Observing rituals of a religion doesn’t mean professing it: SC restores election of MLA
The three-judge bench of justices AS Oka, Ahsanuddin Amanullah and AG Masih on Tuesday set aside the HC order, concluding that the CPI(M) leader was a member of the Hindu Parayan caste.
A person observing or performing rituals of a particular religion does not mean they “profess” that faith, the Supreme Court ruled on Tuesday, as it restored the membership of a Kerala CPI(M) legislator whose election from a Scheduled Caste constituency was questioned.

A Raja, who was elected as an MLA from the Devikulam constituency in 2021, challenged the March 2023 order of the Kerala high court setting aside his election. Congress leader D Kumar –– who finished second in the election –– had challenged Raja’s victory, saying he was not entitled to contest from a reserved constituency on the grounds that he was baptised into the Christian faith by his parents when he was a minor.
The three-judge bench of justices AS Oka, Ahsanuddin Amanullah and AG Masih on Tuesday set aside the HC order, concluding that the CPI(M) leader was a member of the Hindu Parayan caste.
The apex court held that in an election petition, the validity of the caste certificate issued to Raja cannot be gone into as a challenge to the same is maintainable only under the statute governing issuance of such a certificate.

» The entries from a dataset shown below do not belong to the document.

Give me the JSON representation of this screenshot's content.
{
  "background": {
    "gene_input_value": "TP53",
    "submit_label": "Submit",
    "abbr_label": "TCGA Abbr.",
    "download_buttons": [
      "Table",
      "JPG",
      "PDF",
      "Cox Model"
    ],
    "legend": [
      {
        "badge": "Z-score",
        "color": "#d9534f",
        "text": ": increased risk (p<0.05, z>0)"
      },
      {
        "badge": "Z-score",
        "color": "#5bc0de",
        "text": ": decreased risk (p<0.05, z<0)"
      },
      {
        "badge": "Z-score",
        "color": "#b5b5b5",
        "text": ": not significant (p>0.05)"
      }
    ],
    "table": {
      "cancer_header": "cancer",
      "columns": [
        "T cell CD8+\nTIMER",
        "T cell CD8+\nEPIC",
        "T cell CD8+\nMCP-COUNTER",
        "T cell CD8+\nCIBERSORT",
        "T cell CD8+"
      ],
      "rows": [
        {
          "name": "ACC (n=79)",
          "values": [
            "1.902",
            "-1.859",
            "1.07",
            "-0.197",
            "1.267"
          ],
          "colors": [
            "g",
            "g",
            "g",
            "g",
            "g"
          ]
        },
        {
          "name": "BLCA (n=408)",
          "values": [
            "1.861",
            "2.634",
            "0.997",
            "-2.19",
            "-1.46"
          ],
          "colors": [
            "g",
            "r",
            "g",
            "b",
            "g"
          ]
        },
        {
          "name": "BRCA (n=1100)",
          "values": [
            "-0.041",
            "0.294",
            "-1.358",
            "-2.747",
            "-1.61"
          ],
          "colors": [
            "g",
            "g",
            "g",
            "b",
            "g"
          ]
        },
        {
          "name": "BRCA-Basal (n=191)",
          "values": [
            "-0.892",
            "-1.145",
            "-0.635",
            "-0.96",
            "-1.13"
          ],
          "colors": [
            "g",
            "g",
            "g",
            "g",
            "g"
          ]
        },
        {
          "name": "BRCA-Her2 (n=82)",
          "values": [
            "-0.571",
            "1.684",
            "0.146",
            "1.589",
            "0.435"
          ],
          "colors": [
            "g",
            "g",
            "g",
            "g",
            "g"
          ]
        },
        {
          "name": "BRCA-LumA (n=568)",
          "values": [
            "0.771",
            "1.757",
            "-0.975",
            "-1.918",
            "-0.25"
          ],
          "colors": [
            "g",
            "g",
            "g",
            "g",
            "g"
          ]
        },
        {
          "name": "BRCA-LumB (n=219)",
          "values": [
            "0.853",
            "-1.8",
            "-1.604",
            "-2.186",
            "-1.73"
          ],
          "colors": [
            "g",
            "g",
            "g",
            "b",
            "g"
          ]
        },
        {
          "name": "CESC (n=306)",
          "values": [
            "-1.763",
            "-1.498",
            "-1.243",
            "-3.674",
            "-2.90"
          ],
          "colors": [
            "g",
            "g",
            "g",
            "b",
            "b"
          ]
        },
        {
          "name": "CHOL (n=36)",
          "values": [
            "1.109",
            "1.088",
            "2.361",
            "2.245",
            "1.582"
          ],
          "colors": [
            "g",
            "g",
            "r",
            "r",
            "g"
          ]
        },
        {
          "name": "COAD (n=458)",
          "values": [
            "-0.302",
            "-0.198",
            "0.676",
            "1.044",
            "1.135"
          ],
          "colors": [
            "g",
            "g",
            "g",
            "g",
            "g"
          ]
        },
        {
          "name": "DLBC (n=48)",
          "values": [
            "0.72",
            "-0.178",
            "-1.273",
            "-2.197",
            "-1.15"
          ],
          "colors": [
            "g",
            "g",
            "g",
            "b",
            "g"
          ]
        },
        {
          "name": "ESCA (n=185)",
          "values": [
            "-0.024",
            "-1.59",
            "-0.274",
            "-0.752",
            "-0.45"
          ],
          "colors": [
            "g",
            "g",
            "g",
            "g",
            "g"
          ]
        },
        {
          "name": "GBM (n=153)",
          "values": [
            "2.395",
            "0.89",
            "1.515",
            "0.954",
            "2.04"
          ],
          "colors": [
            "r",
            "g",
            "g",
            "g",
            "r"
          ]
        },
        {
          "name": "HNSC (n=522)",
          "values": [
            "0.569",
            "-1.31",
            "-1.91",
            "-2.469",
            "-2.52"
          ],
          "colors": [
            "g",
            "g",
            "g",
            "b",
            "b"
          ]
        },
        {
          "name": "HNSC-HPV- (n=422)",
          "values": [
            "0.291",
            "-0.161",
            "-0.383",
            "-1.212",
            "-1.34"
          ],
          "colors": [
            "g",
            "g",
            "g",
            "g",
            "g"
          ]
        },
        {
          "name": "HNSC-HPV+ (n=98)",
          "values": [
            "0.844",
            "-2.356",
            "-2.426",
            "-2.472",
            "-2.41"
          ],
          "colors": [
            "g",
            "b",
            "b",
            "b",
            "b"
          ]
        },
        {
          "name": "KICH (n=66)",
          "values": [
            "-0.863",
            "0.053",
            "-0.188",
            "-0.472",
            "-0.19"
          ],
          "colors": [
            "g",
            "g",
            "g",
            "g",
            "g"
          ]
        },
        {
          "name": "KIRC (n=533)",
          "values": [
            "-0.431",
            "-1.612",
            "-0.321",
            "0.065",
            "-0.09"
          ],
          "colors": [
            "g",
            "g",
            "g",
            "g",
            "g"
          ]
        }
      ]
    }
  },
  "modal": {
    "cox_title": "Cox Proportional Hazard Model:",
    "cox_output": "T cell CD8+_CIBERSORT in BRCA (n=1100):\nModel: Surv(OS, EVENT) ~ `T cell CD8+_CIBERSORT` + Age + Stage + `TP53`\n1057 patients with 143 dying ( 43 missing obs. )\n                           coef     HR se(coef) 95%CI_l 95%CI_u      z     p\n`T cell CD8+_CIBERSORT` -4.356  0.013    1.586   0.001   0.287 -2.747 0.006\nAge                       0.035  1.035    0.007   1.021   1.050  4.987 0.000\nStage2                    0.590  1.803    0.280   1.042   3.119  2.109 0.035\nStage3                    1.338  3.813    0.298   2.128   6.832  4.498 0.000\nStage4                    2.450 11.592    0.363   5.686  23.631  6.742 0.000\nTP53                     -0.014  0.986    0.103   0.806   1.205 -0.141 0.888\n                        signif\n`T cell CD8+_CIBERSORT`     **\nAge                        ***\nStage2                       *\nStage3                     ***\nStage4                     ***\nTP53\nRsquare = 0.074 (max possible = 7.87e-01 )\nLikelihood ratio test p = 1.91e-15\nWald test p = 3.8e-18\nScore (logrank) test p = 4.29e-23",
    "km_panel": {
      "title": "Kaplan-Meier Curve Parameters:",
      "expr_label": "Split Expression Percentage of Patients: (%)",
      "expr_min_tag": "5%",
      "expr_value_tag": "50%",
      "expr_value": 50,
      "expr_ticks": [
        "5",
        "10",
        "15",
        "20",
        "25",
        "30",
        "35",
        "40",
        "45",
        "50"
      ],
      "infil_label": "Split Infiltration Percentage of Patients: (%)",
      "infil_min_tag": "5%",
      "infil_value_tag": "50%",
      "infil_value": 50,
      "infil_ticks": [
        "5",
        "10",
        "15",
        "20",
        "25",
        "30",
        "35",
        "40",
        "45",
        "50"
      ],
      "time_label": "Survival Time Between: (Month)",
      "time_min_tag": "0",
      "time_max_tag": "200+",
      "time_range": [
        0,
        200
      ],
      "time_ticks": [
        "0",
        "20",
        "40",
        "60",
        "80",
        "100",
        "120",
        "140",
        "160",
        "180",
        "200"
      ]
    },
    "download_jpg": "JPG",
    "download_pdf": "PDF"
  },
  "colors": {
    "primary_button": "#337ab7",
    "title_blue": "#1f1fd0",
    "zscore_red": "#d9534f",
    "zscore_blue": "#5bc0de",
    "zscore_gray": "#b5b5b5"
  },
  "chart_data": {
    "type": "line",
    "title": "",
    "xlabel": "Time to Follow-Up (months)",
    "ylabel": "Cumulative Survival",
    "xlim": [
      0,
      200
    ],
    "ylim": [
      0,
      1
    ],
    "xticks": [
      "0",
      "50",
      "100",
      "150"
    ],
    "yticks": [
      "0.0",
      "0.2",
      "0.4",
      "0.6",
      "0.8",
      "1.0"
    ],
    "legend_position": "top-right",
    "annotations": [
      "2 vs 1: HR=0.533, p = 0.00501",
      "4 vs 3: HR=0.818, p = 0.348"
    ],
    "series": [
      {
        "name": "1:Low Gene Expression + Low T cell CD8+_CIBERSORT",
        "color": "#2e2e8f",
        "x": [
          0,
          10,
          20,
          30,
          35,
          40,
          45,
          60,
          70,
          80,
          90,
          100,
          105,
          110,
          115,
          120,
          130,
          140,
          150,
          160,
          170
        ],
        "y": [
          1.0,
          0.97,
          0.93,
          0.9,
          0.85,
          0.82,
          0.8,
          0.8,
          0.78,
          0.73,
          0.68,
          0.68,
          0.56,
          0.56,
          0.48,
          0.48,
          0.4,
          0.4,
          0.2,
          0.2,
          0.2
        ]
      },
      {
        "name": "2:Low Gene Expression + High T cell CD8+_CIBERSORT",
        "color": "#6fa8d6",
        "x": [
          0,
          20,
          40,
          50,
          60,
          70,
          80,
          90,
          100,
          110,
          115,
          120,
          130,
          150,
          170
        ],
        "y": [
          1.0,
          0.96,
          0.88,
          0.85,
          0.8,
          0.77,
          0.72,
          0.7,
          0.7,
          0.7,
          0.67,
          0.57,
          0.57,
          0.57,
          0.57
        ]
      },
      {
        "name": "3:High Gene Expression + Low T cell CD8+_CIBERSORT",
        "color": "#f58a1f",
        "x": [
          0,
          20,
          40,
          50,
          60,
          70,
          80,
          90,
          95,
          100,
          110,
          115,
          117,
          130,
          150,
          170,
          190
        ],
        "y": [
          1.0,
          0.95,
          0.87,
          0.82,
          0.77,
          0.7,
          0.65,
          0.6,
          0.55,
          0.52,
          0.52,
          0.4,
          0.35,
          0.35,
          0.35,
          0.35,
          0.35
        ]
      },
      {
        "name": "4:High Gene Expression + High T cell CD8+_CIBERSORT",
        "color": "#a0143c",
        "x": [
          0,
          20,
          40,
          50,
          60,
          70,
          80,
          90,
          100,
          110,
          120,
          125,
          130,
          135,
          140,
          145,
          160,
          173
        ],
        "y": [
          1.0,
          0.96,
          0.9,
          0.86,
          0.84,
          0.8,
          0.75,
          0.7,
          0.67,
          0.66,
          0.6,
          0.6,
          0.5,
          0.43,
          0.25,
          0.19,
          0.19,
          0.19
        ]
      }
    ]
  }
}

“Mere observance/performance of a ritual of/associated with any religion does not ipso facto and necessarily mean that the person ‘professes’ that religion. That is why the term used in the 1950 Presidential Order is ‘professes’, signifying that a person although born in a particular religion can profess another religion, inter alia, by practising the rituals of that other religion as the basic tenets of his beliefs and lifestyle,” the bench said in its order.
The top court restored Raja’s membership with all consequential benefits as it discarded all the evidence put up by Congress leaded Kumar to be vague and unreliable.
“The production of some photographs or some rituals which may have been performed by the appellant, nay, even assuming they were actually performed by the appellant, at the cost of repetition, can, in no manner, take the place of evidence, especially when matters of the like herein are being considered by the courts,” the court observed.